N° 628

SÉNAT

SESSION EXTRAORDINAIRE DE 2016-2017

Enregistré à la Présidence du Sénat le 12 juillet 2017

RAPPORT D'INFORMATION

FAIT

au nom de la commission des finances (1) sur l' Agence France - Muséums ,

Par MM. Vincent ÉBLÉ et André GATTOLIN,

Sénateurs

(1) Cette commission est composée de : Mme Michèle André , présidente ; M. Albéric de Montgolfier , rapporteur général ; Mme Marie-France Beaufils, MM. Yvon Collin, Vincent Delahaye, Mmes Fabienne Keller, Marie-Hélène Des Esgaulx, MM. André Gattolin, Charles Guené, Francis Delattre, Georges Patient, Richard Yung , vice-présidents ; MM. Michel Berson, Philippe Dallier, Dominique de Legge, François Marc , secrétaires ; MM. Philippe Adnot, François Baroin, Éric Bocquet, Yannick Botrel, Jean-Claude Boulard, Michel Canevet, Vincent Capo-Canellas, Thierry Carcenac, Jacques Chiron, Serge Dassault, Bernard Delcros, Éric Doligé, Philippe Dominati, Vincent Éblé, Thierry Foucaud, Jacques Genest, Didier Guillaume, Alain Houpert, Jean-François Husson, Roger Karoutchi, Bernard Lalande, Marc Laménie, Nuihau Laurey, Antoine Lefèvre, Gérard Longuet, Hervé Marseille, Claude Nougein, François Patriat, Daniel Raoul, Claude Raynal, Jean-Claude Requier, Maurice Vincent, Jean Pierre Vogel .

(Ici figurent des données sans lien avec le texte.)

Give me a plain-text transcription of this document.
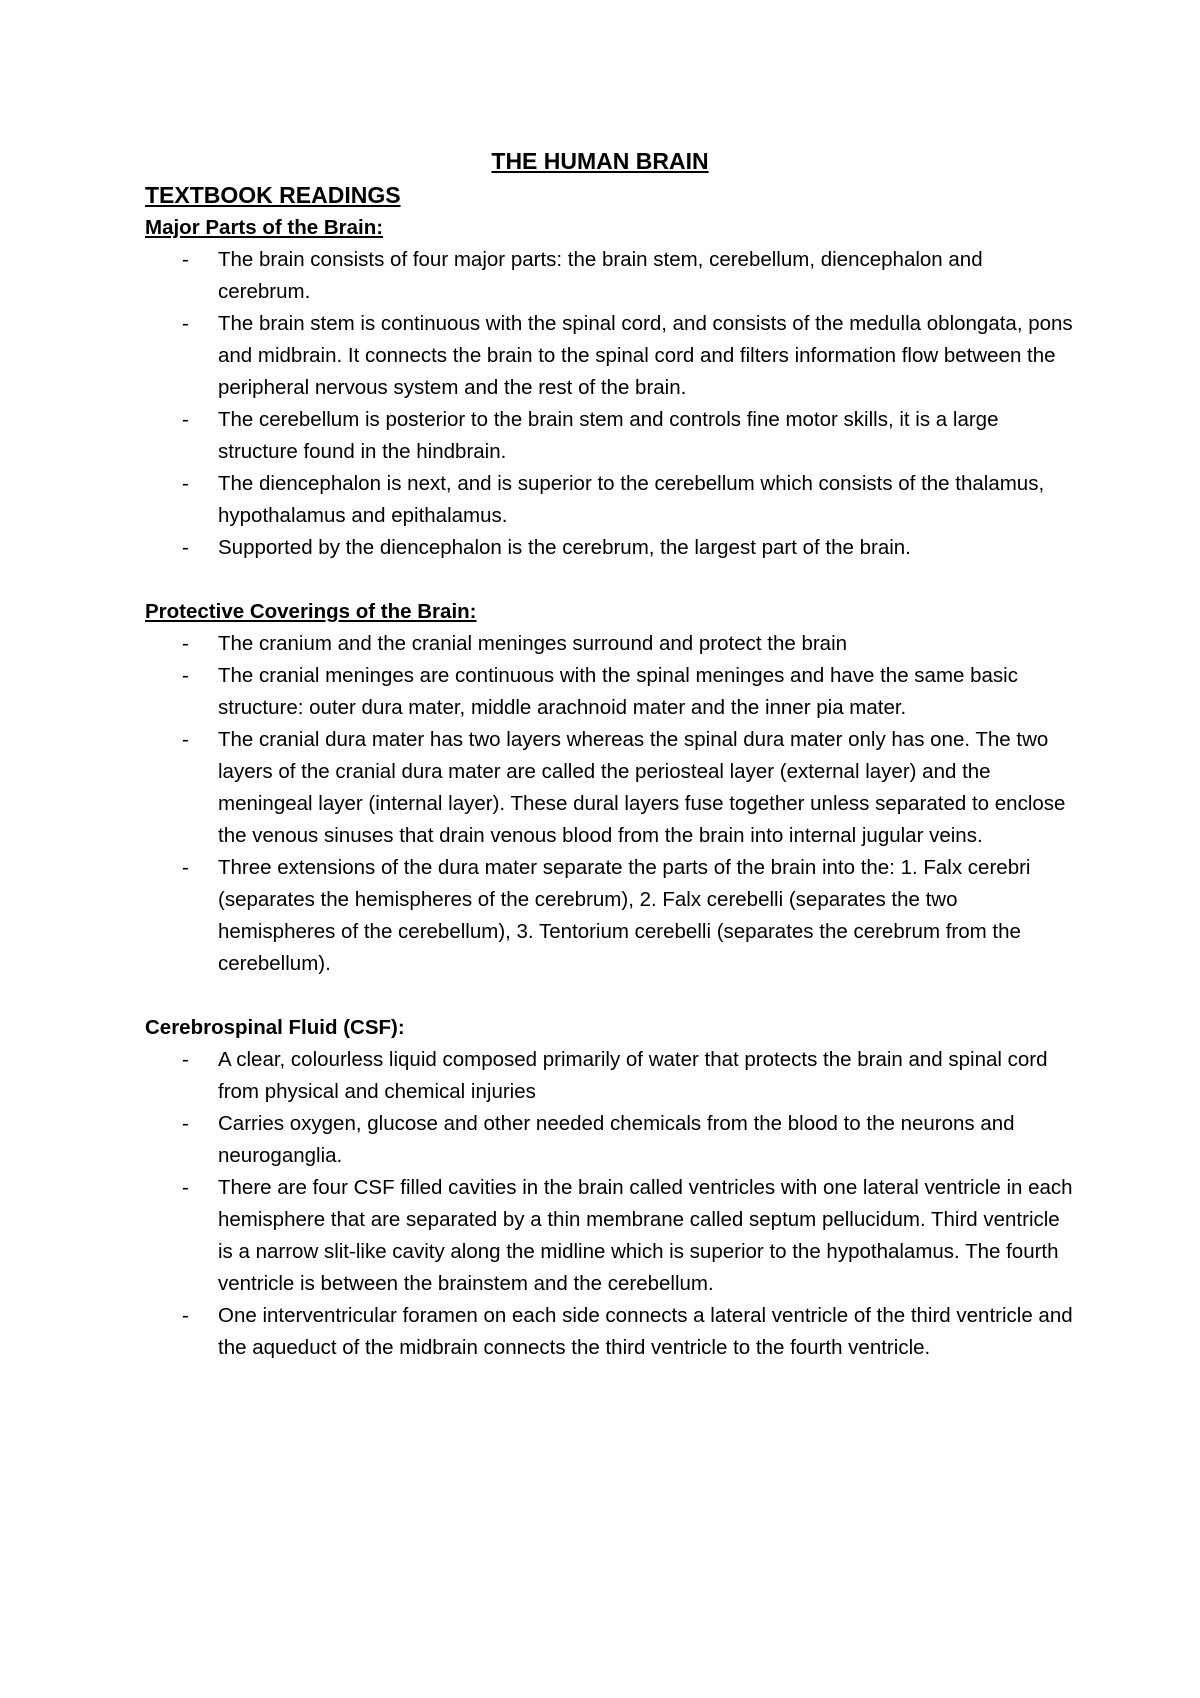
THE HUMAN BRAIN
TEXTBOOK READINGS
Major Parts of the Brain:
- The brain consists of four major parts: the brain stem, cerebellum, diencephalon and cerebrum.
- The brain stem is continuous with the spinal cord, and consists of the medulla oblongata, pons and midbrain. It connects the brain to the spinal cord and filters information flow between the peripheral nervous system and the rest of the brain.
- The cerebellum is posterior to the brain stem and controls fine motor skills, it is a large structure found in the hindbrain.
- The diencephalon is next, and is superior to the cerebellum which consists of the thalamus, hypothalamus and epithalamus.
- Supported by the diencephalon is the cerebrum, the largest part of the brain.
Protective Coverings of the Brain:
- The cranium and the cranial meninges surround and protect the brain
- The cranial meninges are continuous with the spinal meninges and have the same basic structure: outer dura mater, middle arachnoid mater and the inner pia mater.
- The cranial dura mater has two layers whereas the spinal dura mater only has one. The two layers of the cranial dura mater are called the periosteal layer (external layer) and the meningeal layer (internal layer). These dural layers fuse together unless separated to enclose the venous sinuses that drain venous blood from the brain into internal jugular veins.
- Three extensions of the dura mater separate the parts of the brain into the: 1. Falx cerebri (separates the hemispheres of the cerebrum), 2. Falx cerebelli (separates the two hemispheres of the cerebellum), 3. Tentorium cerebelli (separates the cerebrum from the cerebellum).
Cerebrospinal Fluid (CSF):
- A clear, colourless liquid composed primarily of water that protects the brain and spinal cord from physical and chemical injuries
- Carries oxygen, glucose and other needed chemicals from the blood to the neurons and neuroganglia.
- There are four CSF filled cavities in the brain called ventricles with one lateral ventricle in each hemisphere that are separated by a thin membrane called septum pellucidum. Third ventricle is a narrow slit-like cavity along the midline which is superior to the hypothalamus. The fourth ventricle is between the brainstem and the cerebellum.
- One interventricular foramen on each side connects a lateral ventricle of the third ventricle and the aqueduct of the midbrain connects the third ventricle to the fourth ventricle.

LES PRINCIPALES OBSERVATIONS ET RECOMMANDATIONS DES RAPPORTEURS SPÉCIAUX

Les principales observations

1) La création ex nihilo d'un musée universel à Abou Dhabi, portant le nom du Louvre et encadrée par un accord intergouvernemental d'une durée totale de trente ans, constitue un projet sans précédent d'un point de vue scientifique, diplomatique et financier. Il s'agit d'aider les Émirats à constituer un musée qui leur est propre et qui sera géré par une structure émirienne, et non d'ouvrir une annexe ou une succursale du Louvre.

L'expertise patrimoniale apportée par la France, encadrée par l'accord intergouvernemental du 6 mars 2007 et mise en oeuvre par le biais de l'Agence France-Muséums, se déploie ainsi sur quatre dimensions : les prêts permettant de compléter la collection permanente, l'organisation d'expositions temporaires, le conseil technique sur la conception et le fonctionnement du musée (par exemple sur la politique des publics, la sécurité des oeuvres...) et le processus d'acquisition. La France aide également les Émiriens à procéder aux acquisitions destinées au Louvre Abou Dhabi, ce qui ne fait pas l'objet d'une compensation financière spécifique.

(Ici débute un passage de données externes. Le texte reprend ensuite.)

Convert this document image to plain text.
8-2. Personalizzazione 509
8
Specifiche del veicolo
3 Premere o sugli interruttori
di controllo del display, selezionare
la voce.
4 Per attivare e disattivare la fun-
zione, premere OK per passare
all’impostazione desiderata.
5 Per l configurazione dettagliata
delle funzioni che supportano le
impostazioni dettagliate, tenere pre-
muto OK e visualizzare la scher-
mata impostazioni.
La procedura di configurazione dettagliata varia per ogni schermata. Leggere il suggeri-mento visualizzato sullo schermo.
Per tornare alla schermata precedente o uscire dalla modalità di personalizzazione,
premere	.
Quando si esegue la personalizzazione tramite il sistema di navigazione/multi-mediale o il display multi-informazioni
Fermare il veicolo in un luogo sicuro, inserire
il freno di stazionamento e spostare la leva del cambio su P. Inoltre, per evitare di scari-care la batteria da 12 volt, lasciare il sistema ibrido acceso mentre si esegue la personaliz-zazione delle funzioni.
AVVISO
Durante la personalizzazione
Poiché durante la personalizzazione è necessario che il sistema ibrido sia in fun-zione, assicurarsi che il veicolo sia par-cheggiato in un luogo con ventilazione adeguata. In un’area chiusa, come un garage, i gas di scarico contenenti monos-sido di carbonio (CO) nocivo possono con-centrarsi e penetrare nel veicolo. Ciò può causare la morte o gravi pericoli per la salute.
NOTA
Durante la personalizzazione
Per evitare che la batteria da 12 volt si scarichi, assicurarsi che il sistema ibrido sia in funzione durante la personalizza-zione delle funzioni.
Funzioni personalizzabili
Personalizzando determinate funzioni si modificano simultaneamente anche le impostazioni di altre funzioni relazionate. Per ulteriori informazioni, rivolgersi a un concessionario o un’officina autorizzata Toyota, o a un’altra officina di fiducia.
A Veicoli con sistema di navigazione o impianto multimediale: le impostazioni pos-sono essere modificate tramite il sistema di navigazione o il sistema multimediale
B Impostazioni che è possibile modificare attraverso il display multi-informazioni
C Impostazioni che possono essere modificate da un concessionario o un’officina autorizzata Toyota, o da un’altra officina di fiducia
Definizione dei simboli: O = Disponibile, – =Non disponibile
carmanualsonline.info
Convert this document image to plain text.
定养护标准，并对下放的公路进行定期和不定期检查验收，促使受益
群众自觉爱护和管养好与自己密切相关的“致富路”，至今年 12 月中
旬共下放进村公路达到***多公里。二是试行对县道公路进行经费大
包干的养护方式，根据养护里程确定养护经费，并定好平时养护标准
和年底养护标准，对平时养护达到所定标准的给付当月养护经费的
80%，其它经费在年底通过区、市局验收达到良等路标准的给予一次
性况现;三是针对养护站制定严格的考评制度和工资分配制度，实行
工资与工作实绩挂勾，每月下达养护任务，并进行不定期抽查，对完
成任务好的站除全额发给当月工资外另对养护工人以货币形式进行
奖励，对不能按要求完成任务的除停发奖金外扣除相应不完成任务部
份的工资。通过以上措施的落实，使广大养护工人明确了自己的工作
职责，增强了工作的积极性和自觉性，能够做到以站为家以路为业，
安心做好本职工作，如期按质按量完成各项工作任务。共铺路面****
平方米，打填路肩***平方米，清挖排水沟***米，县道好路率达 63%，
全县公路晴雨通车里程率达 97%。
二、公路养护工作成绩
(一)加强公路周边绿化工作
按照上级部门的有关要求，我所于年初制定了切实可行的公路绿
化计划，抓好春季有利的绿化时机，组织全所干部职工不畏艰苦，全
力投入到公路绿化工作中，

2) Le projet du Louvre Abou Dhabi et ses incidences financières réelles pour les musées français demeurent pourtant mal connues. Les documents budgétaires ne comportent presque aucune indication sur le projet et aucun rapport officiel n'a été rendu public sur le sujet. C'est pourquoi il est paru utile, dix ans après la signature de l'accord du 6 mars 2007 entre la France et les Émirats arabes unis, de faire le bilan des actions menées du côté français et des perspectives pour les années à venir.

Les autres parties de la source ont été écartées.